Another method to avoid a zero day attack is to prevent a discovered exploit from being released onto the market. When a hacker discovers a flaw, they have the choice to either report it to the developer, or to sell it to a dark net broker. By incentivizing hackers to report their findings directly to the developer, that developer can preempt an actual attack. A developer might offer a reward for any flaws that are discovered, though this also feeds into the economy of exploit trading, and rewards malicious activity.

Though file signature identification techniques won’t work on a zero day attack until after it’s been identified, if the owners of the first system affected by a particular attack strategy identify and report the program’s signature, attacks on other systems can be prevented.

Specific Strategies: Next Generation Antivirus

Next generation antivirus, or NGAV, is useful for preventing and responding to zero day attacks in ways that traditional antivirus cannot. Because traditional antivirus services identify threats only as new files are introduced to the system, zero day attacks using macros, remote logins, or those manipulating system memory are invisible to them. Next generation antivirus instead records and analyzes events that happen within a system to detect unusual behaviors. This makes it a powerful tool to detect and respond to zero day attacks, and possibly prevent some from taking full effect.

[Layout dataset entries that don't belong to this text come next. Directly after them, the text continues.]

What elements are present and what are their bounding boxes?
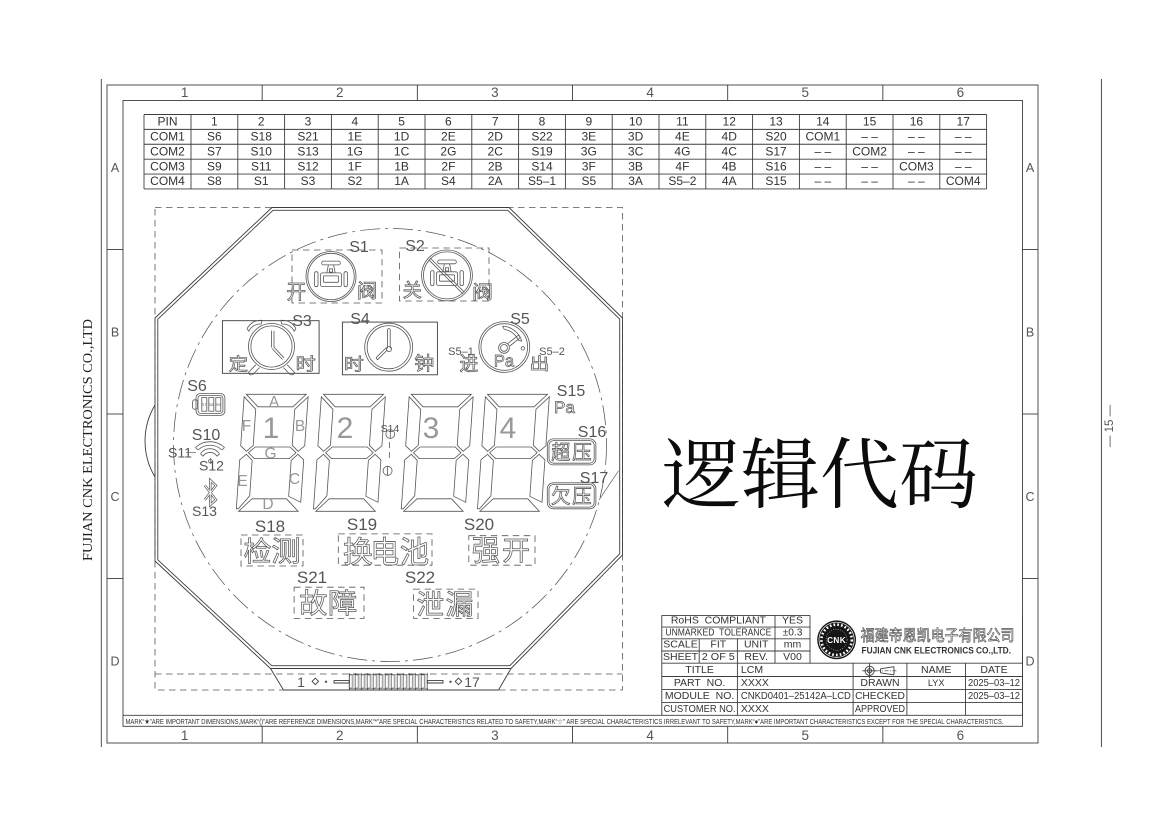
svg-text:4: 4 bbox=[646, 85, 654, 100]
svg-text:D: D bbox=[262, 496, 273, 513]
svg-text:S13: S13 bbox=[192, 503, 217, 519]
svg-text:1G: 1G bbox=[347, 144, 363, 158]
svg-text:S12: S12 bbox=[297, 159, 319, 173]
svg-text:1: 1 bbox=[297, 674, 305, 690]
svg-text:S5–2: S5–2 bbox=[668, 174, 696, 188]
svg-text:COM2: COM2 bbox=[852, 144, 887, 158]
svg-text:S17: S17 bbox=[580, 470, 609, 487]
svg-text:5: 5 bbox=[802, 85, 810, 100]
svg-text:S6: S6 bbox=[187, 378, 207, 395]
svg-text:6: 6 bbox=[957, 85, 965, 100]
svg-text:– –: – – bbox=[955, 144, 972, 158]
svg-text:S12: S12 bbox=[199, 458, 224, 474]
svg-text:2B: 2B bbox=[488, 159, 503, 173]
svg-text:— 15 —: — 15 — bbox=[1104, 404, 1116, 447]
svg-text:APPROVED: APPROVED bbox=[855, 704, 905, 715]
svg-text:13: 13 bbox=[769, 115, 783, 129]
svg-text:2: 2 bbox=[336, 728, 344, 743]
svg-text:UNIT: UNIT bbox=[744, 639, 769, 651]
svg-text:DATE: DATE bbox=[980, 664, 1007, 676]
svg-text:SCALE: SCALE bbox=[663, 639, 697, 651]
svg-text:3A: 3A bbox=[628, 174, 643, 188]
svg-text:COM2: COM2 bbox=[150, 144, 185, 158]
svg-text:B: B bbox=[1026, 325, 1034, 339]
svg-text:XXXX: XXXX bbox=[741, 703, 769, 715]
svg-text:LYX: LYX bbox=[928, 678, 945, 688]
svg-text:S7: S7 bbox=[207, 144, 222, 158]
svg-text:S21: S21 bbox=[297, 130, 319, 144]
svg-text:PART NO.: PART NO. bbox=[674, 677, 726, 689]
svg-text:– –: – – bbox=[861, 174, 878, 188]
svg-text:COM3: COM3 bbox=[899, 159, 934, 173]
svg-text:B: B bbox=[111, 325, 119, 339]
svg-text:S2: S2 bbox=[347, 174, 362, 188]
svg-text:COM1: COM1 bbox=[805, 130, 840, 144]
svg-text:4B: 4B bbox=[722, 159, 737, 173]
svg-text:S20: S20 bbox=[464, 515, 494, 534]
svg-text:3: 3 bbox=[491, 85, 499, 100]
svg-text:1: 1 bbox=[211, 115, 218, 129]
svg-text:– –: – – bbox=[908, 144, 925, 158]
svg-text:S1: S1 bbox=[349, 239, 369, 256]
svg-text:XXXX: XXXX bbox=[741, 677, 769, 689]
svg-text:S16: S16 bbox=[578, 424, 607, 441]
svg-text:S16: S16 bbox=[765, 159, 787, 173]
svg-text:REV.: REV. bbox=[744, 651, 768, 663]
svg-text:S1: S1 bbox=[254, 174, 269, 188]
svg-text:S9: S9 bbox=[207, 159, 222, 173]
svg-text:Pa: Pa bbox=[494, 353, 515, 371]
svg-text:CNKD0401–25142A–LCD: CNKD0401–25142A–LCD bbox=[741, 691, 851, 702]
svg-text:3: 3 bbox=[305, 115, 312, 129]
svg-text:3: 3 bbox=[423, 412, 440, 445]
svg-text:S9: S9 bbox=[216, 402, 222, 407]
svg-text:Pa: Pa bbox=[554, 398, 575, 417]
svg-text:– –: – – bbox=[814, 174, 831, 188]
svg-text:S14: S14 bbox=[381, 423, 400, 435]
svg-text:– –: – – bbox=[861, 159, 878, 173]
svg-text:S19: S19 bbox=[531, 144, 553, 158]
svg-text:4A: 4A bbox=[722, 174, 737, 188]
svg-text:S15: S15 bbox=[765, 174, 787, 188]
svg-text:1: 1 bbox=[263, 412, 280, 445]
svg-text:S13: S13 bbox=[297, 144, 319, 158]
svg-text:4F: 4F bbox=[675, 159, 689, 173]
svg-text:S10: S10 bbox=[192, 427, 221, 444]
svg-text:2025–03–12: 2025–03–12 bbox=[968, 691, 1020, 702]
svg-text:1: 1 bbox=[181, 728, 189, 743]
svg-text:17: 17 bbox=[464, 674, 480, 690]
svg-text:2: 2 bbox=[337, 412, 354, 445]
svg-text:4E: 4E bbox=[675, 130, 690, 144]
svg-text:S8: S8 bbox=[207, 174, 222, 188]
svg-text:C: C bbox=[289, 471, 300, 488]
svg-text:15: 15 bbox=[863, 115, 877, 129]
svg-text:S5: S5 bbox=[510, 311, 530, 328]
svg-text:S19: S19 bbox=[347, 515, 377, 534]
svg-text:11: 11 bbox=[676, 115, 689, 129]
svg-text:2 OF 5: 2 OF 5 bbox=[702, 652, 735, 663]
svg-text:D: D bbox=[110, 654, 119, 668]
svg-text:3E: 3E bbox=[581, 130, 596, 144]
svg-text:1F: 1F bbox=[348, 159, 362, 173]
svg-text:6: 6 bbox=[957, 728, 965, 743]
svg-text:– –: – – bbox=[861, 130, 878, 144]
svg-text:S5–1: S5–1 bbox=[528, 174, 556, 188]
svg-text:1B: 1B bbox=[394, 159, 409, 173]
svg-text:UNMARKED TOLERANCE: UNMARKED TOLERANCE bbox=[665, 627, 771, 638]
svg-text:9: 9 bbox=[585, 115, 592, 129]
svg-text:8: 8 bbox=[539, 115, 546, 129]
svg-text:PIN: PIN bbox=[157, 115, 177, 129]
svg-text:2A: 2A bbox=[488, 174, 503, 188]
svg-text:MODULE NO.: MODULE NO. bbox=[665, 690, 734, 702]
svg-text:S5–2: S5–2 bbox=[539, 346, 565, 358]
svg-text:F: F bbox=[242, 418, 251, 435]
svg-text:S10: S10 bbox=[251, 144, 273, 158]
svg-text:A: A bbox=[269, 394, 280, 411]
svg-text:S5: S5 bbox=[581, 174, 596, 188]
svg-text:2: 2 bbox=[258, 115, 265, 129]
svg-text:7: 7 bbox=[492, 115, 499, 129]
svg-text:S18: S18 bbox=[251, 130, 273, 144]
svg-text:COM1: COM1 bbox=[150, 130, 185, 144]
svg-text:S21: S21 bbox=[297, 568, 327, 587]
svg-text:3B: 3B bbox=[628, 159, 643, 173]
svg-text:6: 6 bbox=[445, 115, 452, 129]
svg-text:5: 5 bbox=[398, 115, 405, 129]
svg-text:A: A bbox=[1026, 161, 1035, 175]
svg-text:– –: – – bbox=[955, 159, 972, 173]
svg-text:2: 2 bbox=[336, 85, 344, 100]
svg-text:S6: S6 bbox=[207, 130, 222, 144]
svg-text:FUJIAN CNK ELECTRONICS CO.,LTD: FUJIAN CNK ELECTRONICS CO.,LTD. bbox=[862, 645, 1012, 655]
svg-text:S11: S11 bbox=[251, 159, 272, 173]
svg-text:– –: – – bbox=[814, 159, 831, 173]
svg-text:S5–1: S5–1 bbox=[448, 346, 474, 358]
svg-text:2C: 2C bbox=[488, 144, 504, 158]
svg-text:14: 14 bbox=[816, 115, 830, 129]
svg-text:DRAWN: DRAWN bbox=[860, 677, 899, 689]
svg-text:S18: S18 bbox=[255, 517, 285, 536]
svg-text:SHEET: SHEET bbox=[663, 651, 699, 663]
svg-text:G: G bbox=[264, 446, 276, 463]
svg-text:4: 4 bbox=[351, 115, 358, 129]
svg-text:COM4: COM4 bbox=[946, 174, 981, 188]
svg-text:LCM: LCM bbox=[741, 664, 763, 676]
svg-text:– –: – – bbox=[908, 174, 925, 188]
svg-text:RoHS COMPLIANT: RoHS COMPLIANT bbox=[671, 615, 767, 627]
svg-text:S14: S14 bbox=[531, 159, 553, 173]
svg-text:S4: S4 bbox=[441, 174, 456, 188]
svg-text:S8: S8 bbox=[209, 402, 215, 407]
svg-text:S4: S4 bbox=[350, 311, 370, 328]
svg-text:FIT: FIT bbox=[710, 639, 726, 651]
svg-text:CHECKED: CHECKED bbox=[855, 691, 905, 702]
svg-text:2025–03–12: 2025–03–12 bbox=[968, 678, 1020, 689]
svg-text:– –: – – bbox=[955, 130, 972, 144]
svg-text:17: 17 bbox=[957, 115, 971, 129]
svg-text:NAME: NAME bbox=[921, 664, 951, 676]
svg-text:S7: S7 bbox=[202, 402, 208, 407]
svg-text:16: 16 bbox=[910, 115, 924, 129]
svg-text:– –: – – bbox=[814, 144, 831, 158]
svg-text:4: 4 bbox=[646, 728, 654, 743]
svg-text:D: D bbox=[1025, 654, 1034, 668]
svg-text:3D: 3D bbox=[628, 130, 644, 144]
svg-text:CNK: CNK bbox=[827, 636, 846, 645]
svg-text:4G: 4G bbox=[674, 144, 690, 158]
svg-text:4C: 4C bbox=[722, 144, 738, 158]
svg-text:2F: 2F bbox=[441, 159, 455, 173]
svg-text:1C: 1C bbox=[394, 144, 410, 158]
svg-text:4: 4 bbox=[500, 412, 517, 445]
svg-text:E: E bbox=[237, 473, 247, 490]
svg-text:A: A bbox=[111, 161, 120, 175]
svg-text:3F: 3F bbox=[582, 159, 596, 173]
svg-text:2G: 2G bbox=[440, 144, 456, 158]
svg-text:±0.3: ±0.3 bbox=[783, 627, 803, 638]
svg-text:10: 10 bbox=[629, 115, 643, 129]
svg-text:MARK“★”ARE IMPORTANT DIMENSION: MARK“★”ARE IMPORTANT DIMENSIONS,MARK“()”… bbox=[126, 717, 1004, 726]
svg-text:B: B bbox=[295, 418, 305, 435]
svg-text:S2: S2 bbox=[405, 238, 425, 255]
svg-text:1: 1 bbox=[181, 85, 189, 100]
svg-text:3: 3 bbox=[491, 728, 499, 743]
svg-text:FUJIAN CNK ELECTRONICS CO.,LTD: FUJIAN CNK ELECTRONICS CO.,LTD bbox=[81, 319, 96, 561]
svg-text:12: 12 bbox=[723, 115, 737, 129]
svg-text:5: 5 bbox=[802, 728, 810, 743]
svg-text:2E: 2E bbox=[441, 130, 456, 144]
svg-text:3G: 3G bbox=[581, 144, 597, 158]
svg-text:TITLE: TITLE bbox=[685, 664, 714, 676]
svg-text:V00: V00 bbox=[783, 651, 802, 663]
svg-text:CUSTOMER NO.: CUSTOMER NO. bbox=[664, 704, 736, 715]
svg-text:3C: 3C bbox=[628, 144, 644, 158]
svg-text:C: C bbox=[110, 490, 119, 504]
svg-text:S22: S22 bbox=[531, 130, 553, 144]
svg-text:S15: S15 bbox=[557, 383, 586, 400]
svg-text:S20: S20 bbox=[765, 130, 787, 144]
svg-text:C: C bbox=[1025, 490, 1034, 504]
svg-text:4D: 4D bbox=[722, 130, 738, 144]
svg-text:1A: 1A bbox=[394, 174, 409, 188]
svg-text:S3: S3 bbox=[292, 313, 312, 330]
svg-text:S17: S17 bbox=[765, 144, 787, 158]
svg-text:1E: 1E bbox=[347, 130, 362, 144]
svg-text:mm: mm bbox=[784, 639, 802, 651]
svg-text:YES: YES bbox=[782, 615, 803, 627]
svg-text:COM4: COM4 bbox=[150, 174, 185, 188]
svg-text:COM3: COM3 bbox=[150, 159, 185, 173]
svg-text:1D: 1D bbox=[394, 130, 410, 144]
svg-text:S3: S3 bbox=[301, 174, 316, 188]
svg-text:2D: 2D bbox=[488, 130, 504, 144]
svg-text:S22: S22 bbox=[405, 568, 435, 587]
svg-text:– –: – – bbox=[908, 130, 925, 144]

Responding to a Zero Day Attack

No software is immune to zero day attacks, so it’s essential to have a zero day policy in place to thwart attacks, and to ensure that all team members managing a system are familiar with that policy. A good zero day policy will mitigate damage, minimize the vulnerability exploit window, and ultimately patch the flaw that may allow an attack to occur and be successful.

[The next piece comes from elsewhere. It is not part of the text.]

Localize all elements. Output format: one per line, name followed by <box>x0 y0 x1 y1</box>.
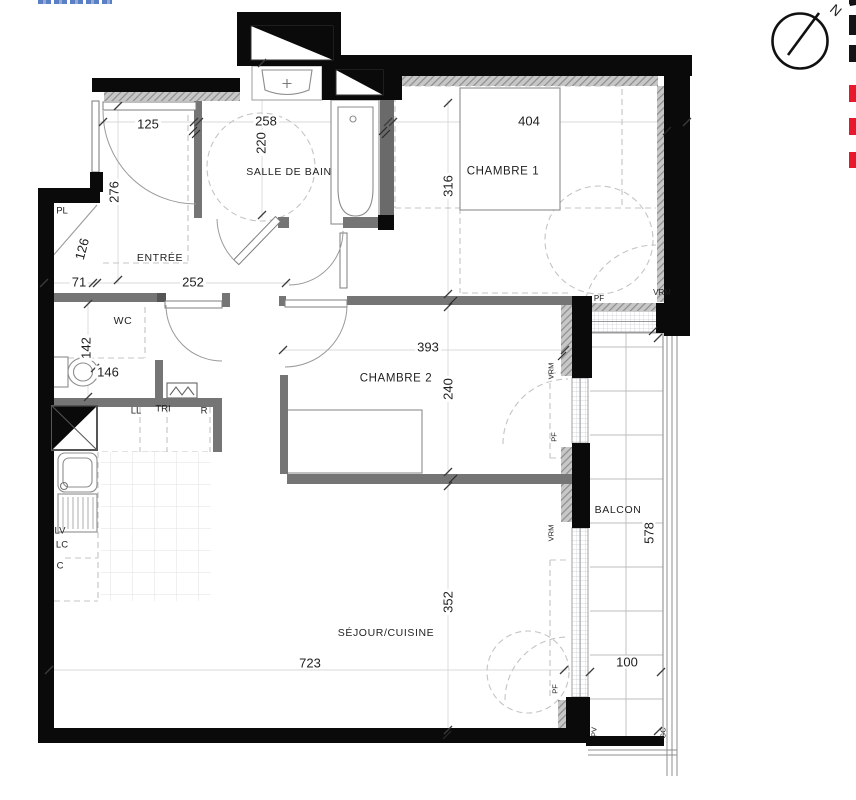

The six step incident response protocol outlined by the SANS institute provides a good outline around which an effective policy can be built. The six steps are as follows:

  1. Preparation:
    This step should be performed before an incident even occurs, and should be updated along with any major software changes. It involves creating a list of all the assets that might be at risk from an attack, such as networks and servers. This list of assets should be prioritized according to which are most important to protect.
    After finishing prioritization, a list of possible incidents should be created. Any attacks that seem likely to occur should be planned for, and guidelines should be put in place for who to contact in the event of each one.
  2. Identification:
    Once a security breach has been detected, as much information as possible must be collected about it. What flaw did it exploit? What was its objective? Is it continuing to spread? Collect all the data provided by security tools and analyze it.
  3. Containment:
    The attack’s entry point must be sealed off. The flaw that was identified in the previous step should be patched as quickly as possible. If possible, stop any remnants of the attack from spreading farther than they already have by temporarily closing off the connections between infected systems and those that are yet to be affected.
  4. Eradication:
    Any remaining activity resulting from the attack needs to be stopped. The threat may have spread between systems, and will need to be removed from any that have been affected.
  5. Recovery:
    Return the affected systems to normal operations. If data was stolen or a third party was otherwise harmed, they must be notified.
  6. Lessons Learned:
    In this step, the incident is analyzed. Was the response to the attack effective? Where did it fall short, and how could it have been improved? How could similar attacks be prevented in the future, or at least dealt with more quickly?

Which Strategies are Right for Your Organization?

Some of the strategies listed above are absolutely essential for any organization, such as creating a policy for preventing zero day attacks and responding to zero day incidents. The more expensive strategies, such as NGAV or automating and outsourcing patch management, won’t be feasible for smaller organizations, and might not fit into limited budgets. Whether it’s wise to use them depends on what is at stake in the event of a successful attack. If millions of dollars could be lost, or millions of lives affected, then every possible step to avoid zero day dangers should be taken.